Scientists have made a significant discovery, finding that components in young blood can effectively slow Alzheimer’s-related brain damage in mice, while conversely, older blood appears to accelerate it. This groundbreaking research, detailed on ScienceDaily.com in January 2026, points to the profound influence of blood factors on brain health and offers promising new therapeutic targets to combat neurodegenerative diseases.
Alzheimer’s disease remains the leading cause of dementia globally, presenting a formidable challenge to public health systems worldwide. For years, research has primarily focused on brain-specific mechanisms. However, these new findings shift the focus, suggesting that systemic factors circulating in the bloodstream play a critical role in how quickly the disease progresses.
This paradigm shift highlights the potential of exploring the complex interplay between the circulatory system and brain health. Understanding these peripheral signals could unlock novel approaches to prevent or slow the devastating effects of Alzheimer’s, moving beyond traditional brain-centric interventions.
The blood-brain axis and amyloid buildup
How Alzheimer’s damages the brain centers on the accumulation of beta-amyloid protein (Aβ), forming plaques that disrupt neuronal communication and degrade brain tissue. While Aβ is produced in the brain, its detection in the bloodstream has prompted new questions about the influence of blood-based factors on disease progression.
To investigate this, researchers utilized Tg2576 transgenic mice, a standard model in Alzheimer’s studies. Over 30 weeks, these mice received weekly blood infusions from either young or aged donor mice. The objective was to determine if blood components could impact amyloid buildup, memory, and behavior.

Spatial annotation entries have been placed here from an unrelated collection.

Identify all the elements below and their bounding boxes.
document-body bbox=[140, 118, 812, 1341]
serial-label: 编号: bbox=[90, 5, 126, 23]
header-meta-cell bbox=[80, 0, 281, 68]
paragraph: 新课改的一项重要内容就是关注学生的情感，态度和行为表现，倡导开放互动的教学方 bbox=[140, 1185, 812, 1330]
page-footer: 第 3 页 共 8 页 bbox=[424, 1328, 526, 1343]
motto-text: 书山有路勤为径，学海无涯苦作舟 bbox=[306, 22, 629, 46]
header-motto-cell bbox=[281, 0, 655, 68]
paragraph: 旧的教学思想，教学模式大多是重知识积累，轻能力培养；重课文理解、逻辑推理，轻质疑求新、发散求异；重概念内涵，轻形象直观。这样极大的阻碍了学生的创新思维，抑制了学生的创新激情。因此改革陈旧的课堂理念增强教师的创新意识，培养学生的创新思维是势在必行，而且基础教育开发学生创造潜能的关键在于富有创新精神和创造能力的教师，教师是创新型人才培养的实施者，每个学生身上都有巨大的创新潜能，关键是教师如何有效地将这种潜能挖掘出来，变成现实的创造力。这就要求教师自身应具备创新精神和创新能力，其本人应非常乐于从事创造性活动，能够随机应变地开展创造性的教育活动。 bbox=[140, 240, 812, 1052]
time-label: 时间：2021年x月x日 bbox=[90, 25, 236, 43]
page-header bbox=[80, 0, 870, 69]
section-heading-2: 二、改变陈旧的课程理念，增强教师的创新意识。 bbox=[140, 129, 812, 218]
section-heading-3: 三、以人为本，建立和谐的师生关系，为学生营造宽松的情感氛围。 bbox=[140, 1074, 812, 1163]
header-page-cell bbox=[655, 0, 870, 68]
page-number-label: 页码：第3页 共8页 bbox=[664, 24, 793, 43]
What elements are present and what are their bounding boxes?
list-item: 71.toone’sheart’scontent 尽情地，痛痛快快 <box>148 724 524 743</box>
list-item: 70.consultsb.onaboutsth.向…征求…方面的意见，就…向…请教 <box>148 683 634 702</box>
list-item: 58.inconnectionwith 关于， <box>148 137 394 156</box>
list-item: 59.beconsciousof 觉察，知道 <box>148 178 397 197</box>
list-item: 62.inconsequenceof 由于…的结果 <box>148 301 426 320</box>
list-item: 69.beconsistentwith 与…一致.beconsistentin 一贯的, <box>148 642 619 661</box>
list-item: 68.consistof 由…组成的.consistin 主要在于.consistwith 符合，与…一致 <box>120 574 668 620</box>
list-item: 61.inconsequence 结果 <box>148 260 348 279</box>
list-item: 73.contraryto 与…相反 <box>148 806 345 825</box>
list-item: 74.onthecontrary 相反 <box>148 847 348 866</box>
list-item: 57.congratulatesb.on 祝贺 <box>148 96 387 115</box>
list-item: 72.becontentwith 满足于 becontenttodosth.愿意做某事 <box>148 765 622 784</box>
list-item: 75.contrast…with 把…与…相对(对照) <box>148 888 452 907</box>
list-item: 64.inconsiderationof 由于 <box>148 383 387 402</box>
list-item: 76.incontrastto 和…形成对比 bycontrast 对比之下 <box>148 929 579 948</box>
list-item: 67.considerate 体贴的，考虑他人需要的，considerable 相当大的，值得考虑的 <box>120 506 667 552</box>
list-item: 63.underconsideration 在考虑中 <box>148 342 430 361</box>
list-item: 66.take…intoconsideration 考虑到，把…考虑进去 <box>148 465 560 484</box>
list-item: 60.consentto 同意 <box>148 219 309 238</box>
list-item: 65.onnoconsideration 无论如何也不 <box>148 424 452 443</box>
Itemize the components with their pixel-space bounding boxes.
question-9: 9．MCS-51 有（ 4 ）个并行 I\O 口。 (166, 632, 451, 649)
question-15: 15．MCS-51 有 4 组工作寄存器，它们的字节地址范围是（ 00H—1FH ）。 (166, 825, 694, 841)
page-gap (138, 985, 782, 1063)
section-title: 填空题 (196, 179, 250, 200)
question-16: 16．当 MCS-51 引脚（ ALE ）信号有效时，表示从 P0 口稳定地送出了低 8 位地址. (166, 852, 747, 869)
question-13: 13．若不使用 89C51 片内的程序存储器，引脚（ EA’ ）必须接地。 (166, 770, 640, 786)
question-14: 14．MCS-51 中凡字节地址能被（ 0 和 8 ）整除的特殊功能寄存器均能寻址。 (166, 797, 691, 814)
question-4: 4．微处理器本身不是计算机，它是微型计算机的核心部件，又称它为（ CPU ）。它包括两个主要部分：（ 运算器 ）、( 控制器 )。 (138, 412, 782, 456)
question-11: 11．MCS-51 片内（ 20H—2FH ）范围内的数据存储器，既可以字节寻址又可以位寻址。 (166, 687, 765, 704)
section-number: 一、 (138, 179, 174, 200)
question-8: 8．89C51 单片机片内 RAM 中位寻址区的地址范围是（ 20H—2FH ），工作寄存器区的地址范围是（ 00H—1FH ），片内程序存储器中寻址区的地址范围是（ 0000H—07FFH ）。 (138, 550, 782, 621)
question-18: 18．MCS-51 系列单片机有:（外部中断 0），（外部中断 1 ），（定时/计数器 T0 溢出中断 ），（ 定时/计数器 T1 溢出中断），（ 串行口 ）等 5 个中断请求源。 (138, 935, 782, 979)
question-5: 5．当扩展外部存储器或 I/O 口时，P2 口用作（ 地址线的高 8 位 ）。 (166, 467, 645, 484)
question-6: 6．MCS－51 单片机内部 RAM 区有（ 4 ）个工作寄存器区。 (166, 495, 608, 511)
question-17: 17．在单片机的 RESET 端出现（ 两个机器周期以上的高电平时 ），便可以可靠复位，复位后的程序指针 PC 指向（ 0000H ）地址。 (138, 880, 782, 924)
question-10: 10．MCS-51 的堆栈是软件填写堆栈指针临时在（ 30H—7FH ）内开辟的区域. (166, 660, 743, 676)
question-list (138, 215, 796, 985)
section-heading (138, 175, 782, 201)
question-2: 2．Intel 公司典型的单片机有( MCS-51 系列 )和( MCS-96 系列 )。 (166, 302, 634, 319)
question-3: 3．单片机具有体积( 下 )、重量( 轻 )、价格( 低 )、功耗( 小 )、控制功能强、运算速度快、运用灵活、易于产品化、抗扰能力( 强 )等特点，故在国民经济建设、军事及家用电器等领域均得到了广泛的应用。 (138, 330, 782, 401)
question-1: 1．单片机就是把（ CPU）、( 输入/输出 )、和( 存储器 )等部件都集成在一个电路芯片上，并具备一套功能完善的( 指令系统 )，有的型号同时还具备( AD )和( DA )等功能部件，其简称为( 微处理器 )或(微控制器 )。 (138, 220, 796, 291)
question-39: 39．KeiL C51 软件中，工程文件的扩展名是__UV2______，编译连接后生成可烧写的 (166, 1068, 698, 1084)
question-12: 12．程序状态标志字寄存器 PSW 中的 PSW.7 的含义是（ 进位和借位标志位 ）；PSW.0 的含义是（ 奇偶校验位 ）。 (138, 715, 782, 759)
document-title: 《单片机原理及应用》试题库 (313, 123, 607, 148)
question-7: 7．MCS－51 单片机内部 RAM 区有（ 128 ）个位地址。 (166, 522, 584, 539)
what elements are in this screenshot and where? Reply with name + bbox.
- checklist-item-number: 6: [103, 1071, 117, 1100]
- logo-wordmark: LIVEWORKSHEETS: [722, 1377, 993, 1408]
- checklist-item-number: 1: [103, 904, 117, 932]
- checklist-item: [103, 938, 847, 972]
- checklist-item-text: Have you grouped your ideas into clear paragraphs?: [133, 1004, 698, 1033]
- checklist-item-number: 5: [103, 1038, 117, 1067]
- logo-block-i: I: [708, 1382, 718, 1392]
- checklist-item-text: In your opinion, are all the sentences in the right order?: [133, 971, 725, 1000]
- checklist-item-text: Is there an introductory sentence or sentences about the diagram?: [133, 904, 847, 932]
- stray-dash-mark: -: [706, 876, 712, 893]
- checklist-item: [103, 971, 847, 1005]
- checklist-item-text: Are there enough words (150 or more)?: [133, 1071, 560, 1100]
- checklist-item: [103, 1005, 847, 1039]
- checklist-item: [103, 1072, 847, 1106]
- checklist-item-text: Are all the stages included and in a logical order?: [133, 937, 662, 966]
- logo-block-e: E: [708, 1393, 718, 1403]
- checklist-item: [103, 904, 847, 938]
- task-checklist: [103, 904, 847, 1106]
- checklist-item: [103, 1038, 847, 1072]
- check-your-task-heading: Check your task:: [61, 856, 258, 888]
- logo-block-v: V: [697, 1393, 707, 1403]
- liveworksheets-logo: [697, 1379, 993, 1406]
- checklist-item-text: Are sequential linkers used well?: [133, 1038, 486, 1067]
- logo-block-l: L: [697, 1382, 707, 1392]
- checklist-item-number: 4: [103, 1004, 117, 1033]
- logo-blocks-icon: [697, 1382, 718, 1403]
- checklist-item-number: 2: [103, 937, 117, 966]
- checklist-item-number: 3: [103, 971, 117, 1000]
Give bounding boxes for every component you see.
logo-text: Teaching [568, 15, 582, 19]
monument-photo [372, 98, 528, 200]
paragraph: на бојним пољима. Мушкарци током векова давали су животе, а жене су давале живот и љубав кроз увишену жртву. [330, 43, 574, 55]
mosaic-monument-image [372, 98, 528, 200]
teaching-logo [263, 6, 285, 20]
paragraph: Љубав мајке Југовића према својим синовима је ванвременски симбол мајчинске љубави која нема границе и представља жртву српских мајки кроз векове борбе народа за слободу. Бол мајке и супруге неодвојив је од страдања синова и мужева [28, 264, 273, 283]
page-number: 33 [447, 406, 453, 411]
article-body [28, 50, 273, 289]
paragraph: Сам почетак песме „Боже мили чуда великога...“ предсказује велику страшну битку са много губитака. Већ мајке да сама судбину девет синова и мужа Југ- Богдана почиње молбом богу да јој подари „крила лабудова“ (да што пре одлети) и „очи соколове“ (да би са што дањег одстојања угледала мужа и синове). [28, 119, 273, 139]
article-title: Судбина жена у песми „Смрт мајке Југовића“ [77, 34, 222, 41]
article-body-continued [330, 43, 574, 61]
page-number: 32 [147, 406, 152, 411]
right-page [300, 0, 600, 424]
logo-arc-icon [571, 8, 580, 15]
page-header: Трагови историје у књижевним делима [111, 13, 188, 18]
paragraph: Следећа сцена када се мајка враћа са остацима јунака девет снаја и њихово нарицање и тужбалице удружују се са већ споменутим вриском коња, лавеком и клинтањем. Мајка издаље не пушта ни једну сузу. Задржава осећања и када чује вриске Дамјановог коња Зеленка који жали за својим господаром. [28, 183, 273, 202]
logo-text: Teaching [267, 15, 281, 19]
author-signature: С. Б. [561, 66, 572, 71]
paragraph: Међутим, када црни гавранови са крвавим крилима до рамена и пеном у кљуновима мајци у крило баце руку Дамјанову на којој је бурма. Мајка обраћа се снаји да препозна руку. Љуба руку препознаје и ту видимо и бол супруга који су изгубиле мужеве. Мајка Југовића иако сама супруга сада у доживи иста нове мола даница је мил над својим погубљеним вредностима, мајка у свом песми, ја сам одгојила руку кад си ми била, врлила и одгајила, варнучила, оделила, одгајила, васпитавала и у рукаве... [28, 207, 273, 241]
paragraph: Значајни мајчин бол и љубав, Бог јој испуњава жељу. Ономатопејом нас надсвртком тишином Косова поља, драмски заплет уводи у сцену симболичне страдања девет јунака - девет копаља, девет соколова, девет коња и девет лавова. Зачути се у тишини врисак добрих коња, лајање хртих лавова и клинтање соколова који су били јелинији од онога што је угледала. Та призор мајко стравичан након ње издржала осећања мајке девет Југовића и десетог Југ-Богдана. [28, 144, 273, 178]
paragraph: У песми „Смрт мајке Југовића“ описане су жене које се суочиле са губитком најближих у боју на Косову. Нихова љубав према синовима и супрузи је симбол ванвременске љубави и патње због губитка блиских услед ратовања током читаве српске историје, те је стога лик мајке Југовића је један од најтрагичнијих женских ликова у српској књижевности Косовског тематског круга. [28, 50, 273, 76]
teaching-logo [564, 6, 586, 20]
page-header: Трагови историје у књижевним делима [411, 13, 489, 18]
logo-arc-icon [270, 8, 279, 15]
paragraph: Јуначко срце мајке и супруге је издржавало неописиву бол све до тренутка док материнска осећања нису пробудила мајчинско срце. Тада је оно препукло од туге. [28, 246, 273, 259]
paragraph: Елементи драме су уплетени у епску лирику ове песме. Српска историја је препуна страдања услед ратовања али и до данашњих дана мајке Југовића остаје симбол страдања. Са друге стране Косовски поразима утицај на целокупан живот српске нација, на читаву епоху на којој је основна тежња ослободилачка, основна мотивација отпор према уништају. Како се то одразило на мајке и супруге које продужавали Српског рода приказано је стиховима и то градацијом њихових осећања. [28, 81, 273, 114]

Dr. Claudia Durán-Aniotz of BrainLat at Universidad Adolfo Ibáñez emphasized the broader implications of these findings. “This collaborative work reinforces the importance of understanding how systemic factors condition the brain environment and directly impact mechanisms that promote disease progression,” she stated, highlighting new opportunities for therapeutic targets along the blood-brain axis.
Unpacking the molecular mechanisms
The research team rigorously evaluated cognitive performance using the Barnes test and quantified amyloid plaque accumulation through histological and biochemical methods. Crucially, they conducted an in-depth proteomic analysis of brain tissue, identifying over 250 proteins with altered activity levels.
These proteins are intricately involved in vital brain functions, including synaptic function, endocannabinoid signaling, and calcium channel regulation. Such changes offer plausible explanations for the observed differences in brain health and behavior between the groups receiving young versus old blood.
Mauricio Hernández, a proteomics specialist at MELISA Institute, underscored the technical complexity. “We conducted a large-scale proteomic analysis that allowed us to generate excellent quality data in this complex matrix like plasma,” he noted, acknowledging the institute’s role in producing a robust scientific article with state-of-the-art equipment.
These findings significantly contribute to the growing body of evidence indicating that circulating factors in the blood directly influence the course of neurodegenerative diseases like Alzheimer’s. By pinpointing how these blood-based signals affect the brain, scientists are better positioned to uncover specific treatment targets. Future research will focus on identifying these precise factors and assessing their safety and efficacy in human trials, potentially paving the way for revolutionary therapies to slow or even prevent the disease.